Não sei como descrever esse sentimento, quando você sente
que não conseguirá seguir adiante. E sei que, em comparação com
outras pessoas nessa situação, tenho várias vantagens. O apoio do
meu marido. Ajuda de cuidadores. Acabamos de receber uma espécie de bolsa da organização
Hilarity for Clarity. Eles nos deram 25 horas de cuidados por semana
por um ano. Também temos uma cuidadora de um programa do estado.
Então, agora temos ajuda às segundas, quintas, sextas e nas manhãs
de domingo. Mas a maioria dos cuidadores não consegue ligar com a minha
mãe no banheiro ou dar banho nela, então frequentemente eles me
ajudam. E quando tenho ajuda, corro de um lado para o outro tentando
resolver as milhares de coisas necessárias para manter a casa. E
também trabalho em casa meio-período.
Solidão
A maior parte do tempo que tenho para mim é gasta na
academia. Também vou à terapia e à acupuntura duas vezes por mês.
Essas são as coisas que faço para sobreviver. Mais do que qualquer coisa, a dor ou a perda que sinto vêm na
forma de solidão. O isolamento. Eu não sei mais como me relacionar
com pessoas da minha idade.
De vez em quanto, penso sobre o que deixei de lado. Eu e Casey
decidimos não ter filhos, mas me sinto uma mãe para meus pais. Valorizo a incrível intimidade que compartilho com eles.

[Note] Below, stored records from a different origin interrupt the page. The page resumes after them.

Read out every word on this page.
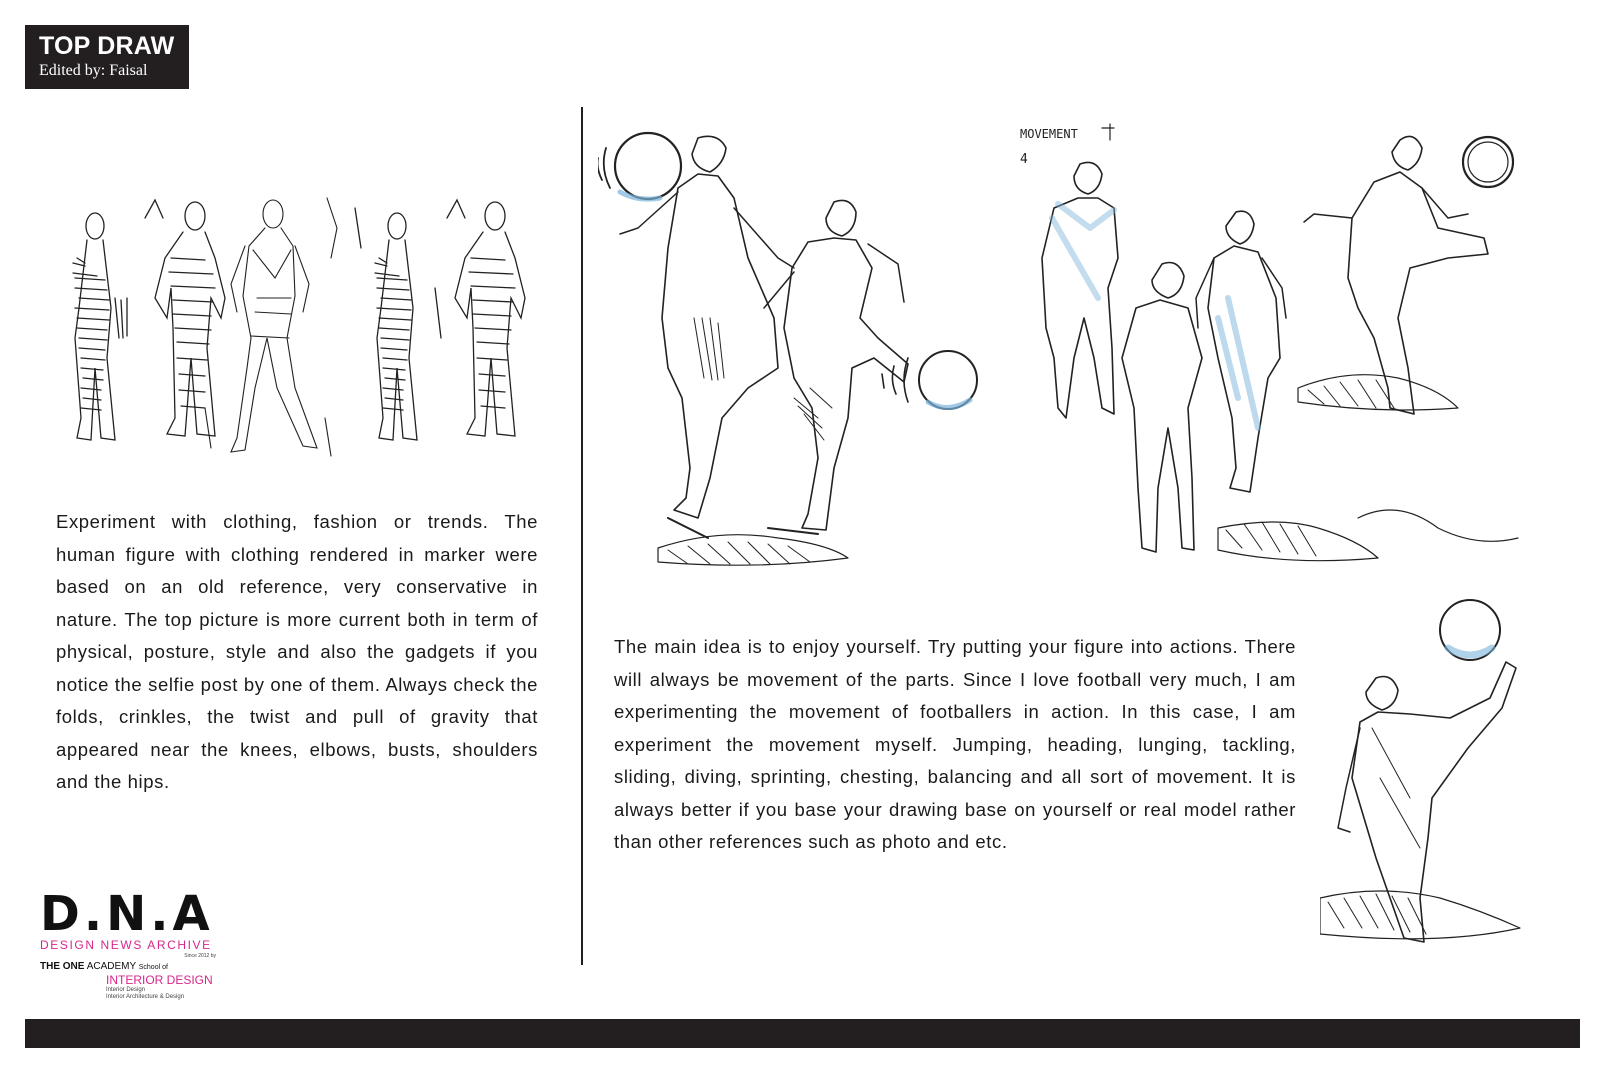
TOP DRAW
Edited by: Faisal
Experiment with clothing, fashion or trends. The human figure with clothing rendered in marker were based on an old reference, very conservative in nature. The top picture is more current both in term of physical, posture, style and also the gadgets if you notice the selfie post by one of them. Always check the folds, crinkles, the twist and pull of gravity that appeared near the knees, elbows, busts, shoulders and the hips.
MOVEMENT
4
The main idea is to enjoy yourself. Try putting your figure into actions. There will always be movement of the parts. Since I love football very much, I am experimenting the movement of footballers in action. In this case, I am experiment the movement myself. Jumping, heading, lunging, tackling, sliding, diving, sprinting, chesting, balancing and all sort of movement. It is always better if you base your drawing base on yourself or real model rather than other references such as photo and etc.
D.N.A
DESIGN NEWS ARCHIVE
Since 2012 by
THE ONE ACADEMY School of
INTERIOR DESIGN
Interior Design
Interior Architecture & Design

Quando era adolescente, minha mãe era muito crítica; ela me
ignorava por dias. Acho que se sentiu sobrecarregada com a
maternidade.
Agora, esse papel que compartilhamos, mudou a dinâmica, a
história de nosso relacionamento. Daqui a muitos anos, olhando para
trás, vou me lembrar dos momentos de ternura que tive com ela, todos
os dias. Houve um momento em maio de 2013 – estávamos aqui há dois
anos e meio – quando pensamos em levar meus pais para uma casa de
repouso. Iríamos começar com uma estadia curta e, se eles se
adaptassem, se desse certo, venderíamos a casa.
Fizemos tudo o que foi possível – levamos sofás e móveis
do quarto deles – para deixar o lugar mais parecido com uma casa.
Mas não era a casa deles. Para meu pai, durou três dias. Ele
começou a ter ataques de pânico, chegou a vomitar. Ele ainda estava bem o suficiente para nos ligar. Lembro-me de
receber uma mensagem dele, chorando: "É o papai. Por favor, eu
e a mamãe queremos voltar para casa". Todo mundo, inclusive seu médico, disse: "Você tem que
deixá-lo lá; ele precisa se acostumar". Mas não consegui. Não
julgo as pessoas que fazem isso, mas não consegui. Eles estão aqui há 40 anos. Tudo o que meu pai sempre quis
foi sua casa. Quem eu seria, se o tirasse daqui?